8. In conseguenza di tutto quanto rilevato, in accoglimento del motivo in esame la sentenza del TAR deve essere riformata, dovendo essere dichiarato irricevibile il ricorso della A. e, conseguentemente, il successivo atto contenente motivi aggiunti ulteriori.

9. Peraltro, l’impugnativa della A. non solo doveva essere dichiarata irricevibile, ma respinta anche per la sua infondatezza.

Come infatti evidenzia l’appellante Ke., lo stesso TAR ha chiaramente colto le ragioni per le quali l’offerta di quest’ultima è stata giudicata migliore rispetto a quella della A.. Ciò si evince dal § II.1) della parte in diritto della pronuncia qui appellata, che si riporta per esteso: “La richiamata documentazione dell’Ufficio Tecnico, redatta in data 18.12.2013, ha preliminarmente riassunto i principali contenuti delle due offerte, evidenziando che quella della ricorrente, con riferimento all’aspetto economico, prevedeva una richiesta di compenso in parte “fissa” ed in parte “variabile”, laddove quella della controinteressata solo “variabile”. Quanto alla vera e propria comparazione tra le due offerte, la stessa ha avuto luogo solo con riferimento a detto elemento economico (compenso), precisando che “i valori utilizzati per i conteggi sono quelli reali dell’ultimo quinquennio (2009-2013), rielaborati con i parametri delle offerte presentate.

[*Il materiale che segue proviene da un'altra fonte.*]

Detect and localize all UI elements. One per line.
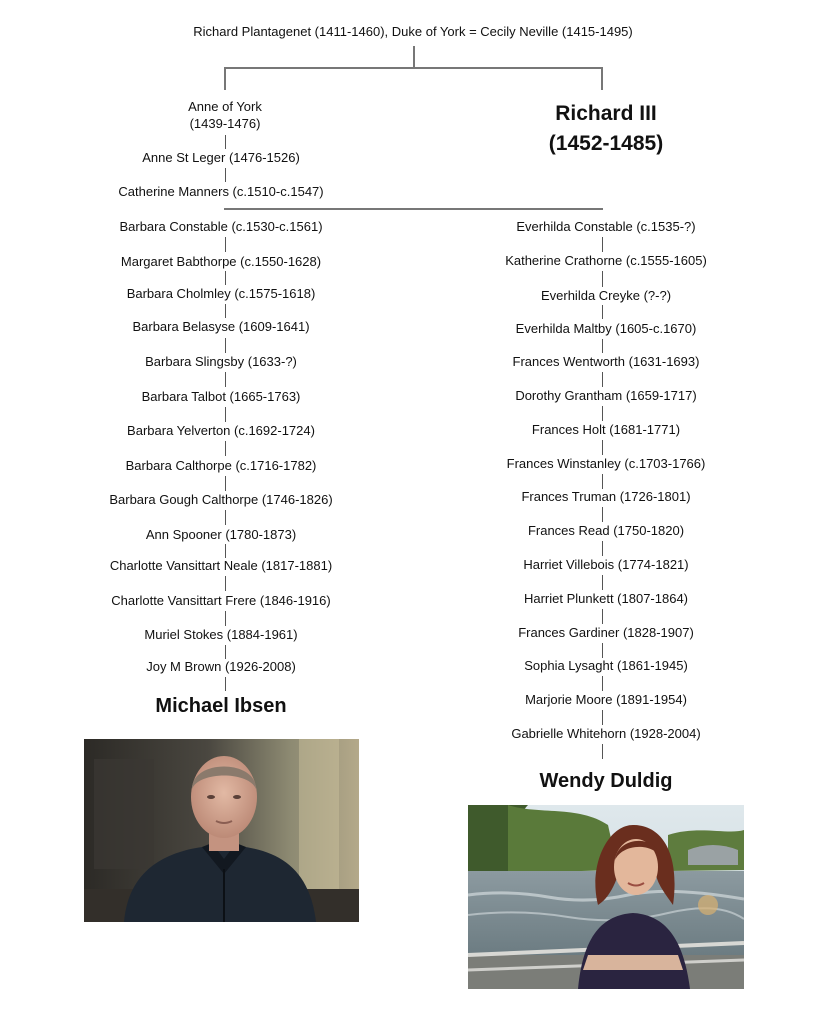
connector xyxy=(225,237,226,252)
connector xyxy=(602,440,603,455)
connector xyxy=(225,576,226,591)
connector xyxy=(602,575,603,590)
lineage-entry: Charlotte Vansittart Neale (1817-1881) xyxy=(109,558,333,573)
portrait-image xyxy=(84,739,359,922)
connector xyxy=(225,372,226,387)
connector xyxy=(602,372,603,387)
connector xyxy=(225,645,226,659)
lineage-entry: Ann Spooner (1780-1873) xyxy=(145,527,297,542)
lineage-entry: Barbara Talbot (1665-1763) xyxy=(141,389,301,404)
lineage-entry: Everhilda Creyke (?-?) xyxy=(540,288,672,303)
lineage-entry: Barbara Slingsby (1633-?) xyxy=(145,354,297,369)
connector xyxy=(602,676,603,691)
connector xyxy=(225,271,226,285)
lineage-entry: Harriet Plunkett (1807-1864) xyxy=(523,591,689,606)
connector xyxy=(225,407,226,422)
lineage-entry: Katherine Crathorne (c.1555-1605) xyxy=(505,253,707,268)
lineage-split-line xyxy=(224,208,603,210)
connector xyxy=(602,507,603,522)
lineage-entry: Joy M Brown (1926-2008) xyxy=(146,659,296,674)
lineage-entry: Frances Truman (1726-1801) xyxy=(521,489,691,504)
lineage-entry: Barbara Constable (c.1530-c.1561) xyxy=(119,219,323,234)
lineage-entry: Anne St Leger (1476-1526) xyxy=(142,150,300,165)
anne-of-york-name: Anne of York xyxy=(188,99,262,114)
lineage-entry: Barbara Cholmley (c.1575-1618) xyxy=(126,286,316,301)
lineage-entry: Frances Holt (1681-1771) xyxy=(531,422,681,437)
connector xyxy=(225,168,226,182)
connector xyxy=(225,338,226,353)
lineage-entry: Harriet Villebois (1774-1821) xyxy=(523,557,689,572)
lineage-entry: Frances Read (1750-1820) xyxy=(527,523,685,538)
connector xyxy=(602,710,603,725)
connector xyxy=(602,744,603,759)
connector xyxy=(602,339,603,353)
anne-of-york-dates: (1439-1476) xyxy=(189,116,261,131)
connector xyxy=(602,643,603,658)
connector xyxy=(602,609,603,624)
michael-ibsen-photo xyxy=(84,739,359,922)
root-couple-label: Richard Plantagenet (1411-1460), Duke of York = Cecily Neville (1415-1495) xyxy=(193,24,633,39)
lineage-entry: Barbara Gough Calthorpe (1746-1826) xyxy=(109,492,333,507)
lineage-entry: Sophia Lysaght (1861-1945) xyxy=(524,658,688,673)
root-branch-line xyxy=(224,67,603,69)
lineage-entry: Everhilda Constable (c.1535-?) xyxy=(516,219,696,234)
lineage-entry: Everhilda Maltby (1605-c.1670) xyxy=(515,321,697,336)
lineage-entry: Barbara Belasyse (1609-1641) xyxy=(132,319,310,334)
connector xyxy=(602,271,603,287)
connector xyxy=(602,305,603,319)
connector xyxy=(225,510,226,525)
lineage-entry: Marjorie Moore (1891-1954) xyxy=(525,692,687,707)
lineage-entry: Margaret Babthorpe (c.1550-1628) xyxy=(120,254,322,269)
connector xyxy=(602,474,603,489)
portrait-image xyxy=(468,805,744,989)
connector xyxy=(225,677,226,691)
connector xyxy=(225,544,226,558)
connector xyxy=(225,304,226,318)
root-drop-line xyxy=(413,46,415,68)
lineage-entry: Charlotte Vansittart Frere (1846-1916) xyxy=(111,593,331,608)
lineage-entry: Barbara Yelverton (c.1692-1724) xyxy=(127,423,315,438)
lineage-entry: Gabrielle Whitehorn (1928-2004) xyxy=(511,726,701,741)
wendy-duldig-photo xyxy=(468,805,744,989)
connector xyxy=(225,441,226,456)
descendant-left-name: Michael Ibsen xyxy=(155,695,287,717)
left-branch-drop xyxy=(224,67,226,90)
connector xyxy=(225,476,226,491)
connector xyxy=(225,135,226,149)
connector xyxy=(602,237,603,252)
lineage-entry: Catherine Manners (c.1510-c.1547) xyxy=(118,184,324,199)
lineage-entry: Frances Gardiner (1828-1907) xyxy=(518,625,694,640)
lineage-entry: Barbara Calthorpe (c.1716-1782) xyxy=(125,458,317,473)
richard-iii-dates: (1452-1485) xyxy=(548,132,664,155)
lineage-entry: Muriel Stokes (1884-1961) xyxy=(144,627,298,642)
lineage-entry: Frances Winstanley (c.1703-1766) xyxy=(506,456,706,471)
descendant-right-name: Wendy Duldig xyxy=(539,770,673,792)
connector xyxy=(602,406,603,421)
richard-iii-name: Richard III xyxy=(555,102,657,125)
lineage-entry: Dorothy Grantham (1659-1717) xyxy=(515,388,697,403)
lineage-entry: Frances Wentworth (1631-1693) xyxy=(512,354,700,369)
connector xyxy=(225,611,226,626)
connector xyxy=(602,541,603,556)
right-branch-drop xyxy=(601,67,603,90)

Si fa notare che per omogeneità di confronto è stato utilizzato il prezzo di vendita del carburante A.-IP nel periodo di riferimento”. Gli esiti numerici di tale comparazione, consistente sostanzialmente nella simulazione dei compensi riconosciuti alla stazione appaltante, sulla base del carburante venduto nell’ultimo quinquennio, alle condizioni offerte in sede di gara, sono stati riassunti nelle tabelle 1 e 2, le quali hanno evidenziato che l’offerta della controinteressata è più vantaggiosa”.

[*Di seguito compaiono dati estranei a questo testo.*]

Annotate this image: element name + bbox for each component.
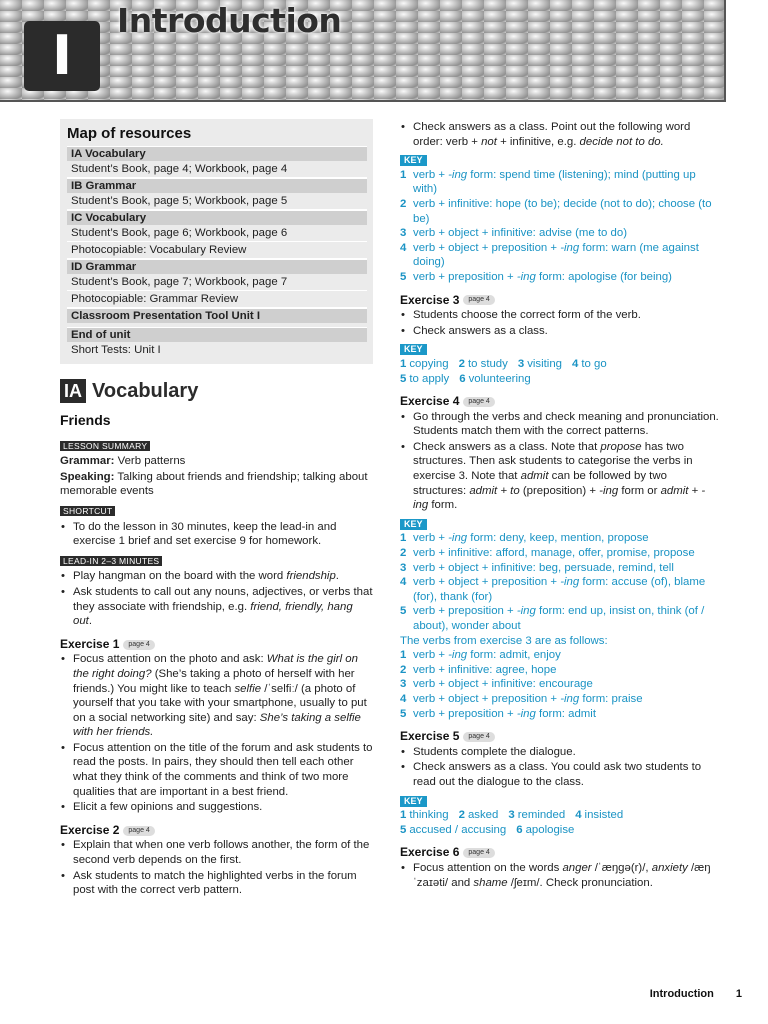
answer-row: 4 verb + object + preposition + -ing form: praise bbox=[400, 692, 643, 705]
exercise-6-bullet: • Focus attention on the words anger /ˈæŋɡə(r)/, anxiety /æŋˈzaɪəti/ and shame /ʃeɪm/. Check pronunciation. bbox=[400, 861, 720, 890]
exercise-1-heading: Exercise 1 page 4 bbox=[60, 637, 373, 652]
exercise-4-bullet: • Go through the verbs and check meaning and pronunciation. Students match them with the correct patterns. bbox=[400, 410, 720, 439]
unit-number-box: I bbox=[24, 21, 100, 91]
exercise-2-answers bbox=[400, 168, 720, 285]
answer-row: 1 verb + -ing form: deny, keep, mention, propose bbox=[400, 532, 649, 545]
answer-row: 3 verb + object + infinitive: encourage bbox=[400, 678, 593, 691]
exercise-1-bullet: • Elicit a few opinions and suggestions. bbox=[60, 800, 373, 815]
map-group-line: Student’s Book, page 7; Workbook, page 7 bbox=[67, 274, 367, 291]
lesson-summary-tag: LESSON SUMMARY bbox=[60, 441, 150, 451]
lead-in-bullet: • Play hangman on the board with the word friendship. bbox=[60, 569, 373, 584]
exercise-6-heading: Exercise 6 page 4 bbox=[400, 845, 720, 860]
exercise-4-bullet: • Check answers as a class. Note that propose has two structures. Then ask students to categorise the verbs in exercise 3. Note that admit can be followed by two structures: admit + to (preposition) + -ing form or admit + -ing form. bbox=[400, 440, 720, 513]
exercise-4-heading: Exercise 4 page 4 bbox=[400, 394, 720, 409]
unit-banner bbox=[0, 0, 726, 102]
answer-row: 4 verb + object + preposition + -ing form: warn (me against doing) bbox=[400, 241, 699, 269]
exercise-2-bullet: • Explain that when one verb follows another, the form of the second verb depends on the first. bbox=[60, 838, 373, 867]
left-column bbox=[60, 119, 373, 899]
exercise-1-bullet: • Focus attention on the title of the forum and ask students to read the posts. In pairs, they should then tell each other what they think of the comments and think of two more qualities that are important in a best friend. bbox=[60, 741, 373, 799]
answer-row: 4 verb + object + preposition + -ing form: accuse (of), blame (for), thank (for) bbox=[400, 576, 706, 603]
map-group-head: IC Vocabulary bbox=[67, 210, 367, 225]
exercise-5-heading: Exercise 5 page 4 bbox=[400, 729, 720, 744]
exercise-3-bullet: • Students choose the correct form of the verb. bbox=[400, 308, 720, 323]
answer-row: 2 verb + infinitive: agree, hope bbox=[400, 663, 557, 676]
answer-row: 5 verb + preposition + -ing form: end up, insist on, think (of / about), wonder about bbox=[400, 605, 705, 632]
lead-in-bullet: • Ask students to call out any nouns, adjectives, or verbs that they associate with friendship, e.g. friend, friendly, hang out. bbox=[60, 585, 373, 629]
answer-row: 1 verb + -ing form: spend time (listening); mind (putting up with) bbox=[400, 168, 696, 196]
answer-row: 3 verb + object + infinitive: beg, persuade, remind, tell bbox=[400, 561, 674, 574]
map-group-line: Student’s Book, page 6; Workbook, page 6 bbox=[67, 225, 367, 242]
map-group-line: Photocopiable: Grammar Review bbox=[67, 291, 367, 308]
answer-row: 5 verb + preposition + -ing form: apologise (for being) bbox=[400, 270, 672, 283]
section-title bbox=[60, 378, 373, 404]
page-badge: page 4 bbox=[463, 848, 494, 858]
map-group-line: Short Tests: Unit I bbox=[71, 344, 161, 356]
grammar-line: Grammar: Verb patterns bbox=[60, 455, 186, 468]
page-badge: page 4 bbox=[123, 640, 154, 650]
exercise-3-bullet: • Check answers as a class. bbox=[400, 324, 720, 339]
answer-row: 5 verb + preposition + -ing form: admit bbox=[400, 707, 596, 720]
map-group-line: Photocopiable: Vocabulary Review bbox=[67, 242, 367, 259]
exercise-5-answers: 1 thinking 2 asked 3 reminded 4 insisted 5 accused / accusing 6 apologise bbox=[400, 809, 624, 836]
shortcut-tag: SHORTCUT bbox=[60, 506, 115, 516]
page-badge: page 4 bbox=[463, 397, 494, 407]
page-number: 1 bbox=[735, 988, 742, 1000]
exercise-2-bullet: • Check answers as a class. Point out the following word order: verb + not + infinitive, e.g. decide not to do. bbox=[400, 120, 720, 149]
exercise-3-answers: 1 copying 2 to study 3 visiting 4 to go 5 to apply 6 volunteering bbox=[400, 357, 607, 385]
exercise-1-bullet: • Focus attention on the photo and ask: What is the girl on the right doing? (She’s taking a photo of herself with her friends.) You might like to teach selfie /ˈselfiː/ (a photo of yourself that you take with your smartphone, usually to put on a social networking site) and say: She’s taking a selfie with her friends. bbox=[60, 652, 373, 740]
exercise-2-heading: Exercise 2 page 4 bbox=[60, 823, 373, 838]
map-group-head: Classroom Presentation Tool Unit I bbox=[67, 308, 367, 323]
page-footer bbox=[650, 987, 742, 1002]
lesson-subtitle: Friends bbox=[60, 412, 111, 428]
exercise-5-bullet: • Students complete the dialogue. bbox=[400, 745, 720, 760]
answer-row: 2 verb + infinitive: afford, manage, offer, promise, propose bbox=[400, 547, 695, 560]
answer-row: 1 verb + -ing form: admit, enjoy bbox=[400, 649, 561, 662]
key-badge: KEY bbox=[400, 344, 427, 355]
map-group-head: ID Grammar bbox=[67, 259, 367, 274]
exercise-5-bullet: • Check answers as a class. You could ask two students to read out the dialogue to the class. bbox=[400, 760, 720, 789]
page-badge: page 4 bbox=[123, 826, 154, 836]
page-badge: page 4 bbox=[463, 732, 494, 742]
footer-label: Introduction bbox=[649, 988, 714, 1000]
answer-row: 3 verb + object + infinitive: advise (me to do) bbox=[400, 227, 627, 240]
key-badge: KEY bbox=[400, 155, 427, 166]
map-of-resources bbox=[60, 119, 373, 364]
section-name: Vocabulary bbox=[92, 379, 199, 402]
map-title: Map of resources bbox=[67, 125, 192, 142]
speaking-line: Speaking: Talking about friends and friendship; talking about memorable events bbox=[60, 470, 368, 498]
unit-title: Introduction bbox=[117, 1, 342, 40]
map-group-head: IB Grammar bbox=[67, 178, 367, 193]
key-badge: KEY bbox=[400, 519, 427, 530]
answer-note: The verbs from exercise 3 are as follows: bbox=[400, 634, 608, 647]
map-group-head: End of unit bbox=[67, 327, 367, 342]
shortcut-bullet: • To do the lesson in 30 minutes, keep the lead-in and exercise 1 brief and set exercise 9 for homework. bbox=[60, 520, 373, 549]
map-group-line: Student’s Book, page 4; Workbook, page 4 bbox=[67, 161, 367, 178]
exercise-4-answers bbox=[400, 531, 720, 721]
exercise-2-bullet: • Ask students to match the highlighted verbs in the forum post with the correct verb pattern. bbox=[60, 869, 373, 898]
answer-row: 2 verb + infinitive: hope (to be); decide (not to do); choose (to be) bbox=[400, 197, 712, 225]
right-column bbox=[400, 119, 720, 891]
key-badge: KEY bbox=[400, 796, 427, 807]
page-badge: page 4 bbox=[463, 295, 494, 305]
lead-in-tag: LEAD-IN 2–3 MINUTES bbox=[60, 556, 162, 566]
exercise-3-heading: Exercise 3 page 4 bbox=[400, 293, 720, 308]
map-group-line: Student’s Book, page 5; Workbook, page 5 bbox=[67, 193, 367, 210]
section-box: IA bbox=[60, 379, 86, 403]
map-group-head: IA Vocabulary bbox=[67, 146, 367, 161]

In altri termini, l’organo tecnico, le cui valutazioni sono state fatte integralmente proprie dal consiglio direttivo dell’A. nel provvedimento di aggiudicazione, ha posto in comparazione i prezzi unitari del carburante offerti dalle due competitrici, rendendoli in particolare omogenei, a fronte del fatto che, avvalendosi delle opzioni previste nella lettera di invito, la A. aveva offerto un prezzo fisso-variabile, contro quello fisso proposto dalla Ke.. In particolare, la citata tabella 1 offre una chiara rappresentazione dei vantaggi economici derivanti dall’offerta di quest’ultima.

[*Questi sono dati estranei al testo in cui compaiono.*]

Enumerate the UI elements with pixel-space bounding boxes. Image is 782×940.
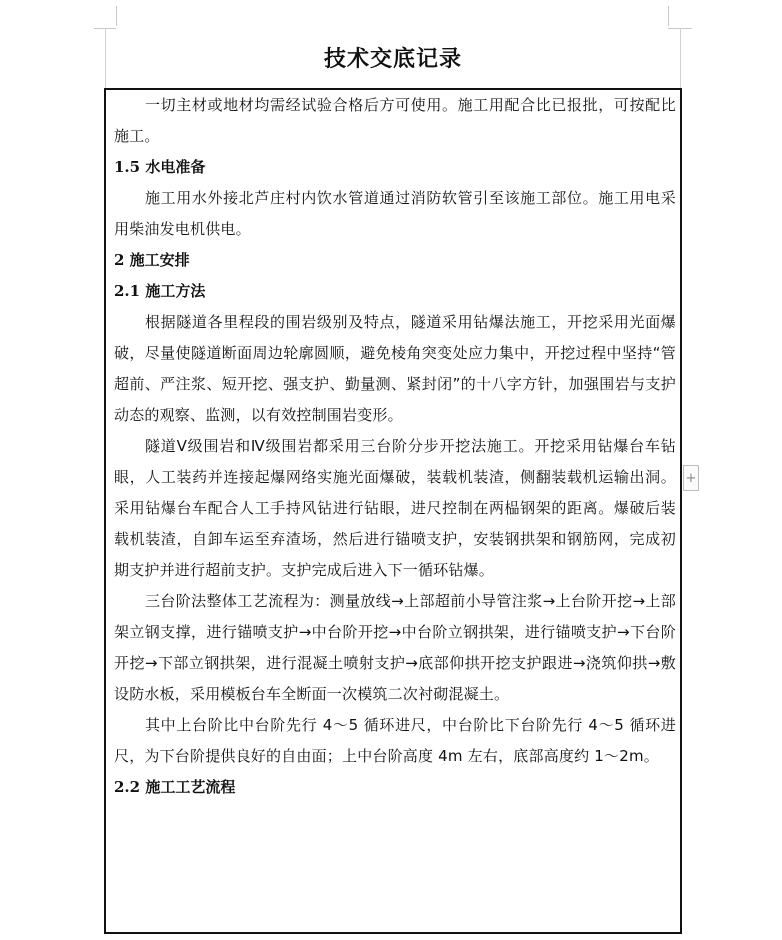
paragraph: 其中上台阶比中台阶先行 4～5 循环进尺，中台阶比下台阶先行 4～5 循环进尺，为下台阶提供良好的自由面；上中台阶高度 4m 左右，底部高度约 1～2m。 bbox=[114, 716, 676, 765]
crop-mark bbox=[668, 6, 669, 26]
section-heading: 2.1 施工方法 bbox=[114, 282, 206, 300]
add-row-button[interactable]: + bbox=[683, 465, 699, 491]
paragraph: 施工用水外接北芦庄村内饮水管道通过消防软管引至该施工部位。施工用电采用柴油发电机供电。 bbox=[114, 189, 676, 238]
paragraph: 一切主材或地材均需经试验合格后方可使用。施工用配合比已报批，可按配比施工。 bbox=[114, 96, 676, 145]
paragraph: 隧道Ⅴ级围岩和Ⅳ级围岩都采用三台阶分步开挖法施工。开挖采用钻爆台车钻眼，人工装药并连接起爆网络实施光面爆破，装载机装渣，侧翻装载机运输出洞。采用钻爆台车配合人工手持风钻进行钻眼，进尺控制在两榀钢架的距离。爆破后装载机装渣，自卸车运至弃渣场，然后进行锚喷支护，安装钢拱架和钢筋网，完成初期支护并进行超前支护。支护完成后进入下一循环钻爆。 bbox=[114, 437, 676, 579]
paragraph: 三台阶法整体工艺流程为：测量放线→上部超前小导管注浆→上台阶开挖→上部架立钢支撑，进行锚喷支护→中台阶开挖→中台阶立钢拱架，进行锚喷支护→下台阶开挖→下部立钢拱架，进行混凝土喷射支护→底部仰拱开挖支护跟进→浇筑仰拱→敷设防水板，采用模板台车全断面一次模筑二次衬砌混凝土。 bbox=[114, 592, 676, 703]
crop-mark bbox=[116, 6, 117, 26]
document-body bbox=[114, 90, 676, 803]
section-heading: 1.5 水电准备 bbox=[114, 158, 206, 176]
section-heading: 2.2 施工工艺流程 bbox=[114, 778, 236, 796]
section-heading: 2 施工安排 bbox=[114, 251, 190, 269]
content-table-cell[interactable] bbox=[104, 88, 682, 934]
document-title: 技术交底记录 bbox=[323, 47, 462, 72]
paragraph: 根据隧道各里程段的围岩级别及特点，隧道采用钻爆法施工，开挖采用光面爆破，尽量使隧道断面周边轮廓圆顺，避免棱角突变处应力集中，开挖过程中坚持“管超前、严注浆、短开挖、强支护、勤量测、紧封闭”的十八字方针，加强围岩与支护动态的观察、监测，以有效控制围岩变形。 bbox=[114, 313, 676, 424]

E’ conseguentemente possibile evincere dal documento in esame che le modalità con le quali si è svolta comparazione tra i prezzi rispettivamente offerti dalle due candidate.

10. A conferma di ciò deve sottolinearsi che la stessa A. ha ben potuto comprendere le ragioni per le quali l’offerta dell’aggiudicataria è stata ritenuta migliore alla propria. Infatti, nel secondo motivo aggiunto proposto davanti al TAR l’odierna appellata ha formulato censure puntuali al giudizio espresso dall’organo tecnico dell’A., evidenziandone in più punti i motivi per i quali lo stesso non poteva essere ritenuto condivisibile, in particolare in ordine alle caratteristiche migliorative dell’offerta del prezzo al litro del carburante.

11. Diversamente da quanto ritenuto dal giudice di primo grado, deve pertanto ritenersi assolto l’obbligo motivazionale gravante sulle amministrazioni ai sensi dell’art. 3 l. n. 241/1990.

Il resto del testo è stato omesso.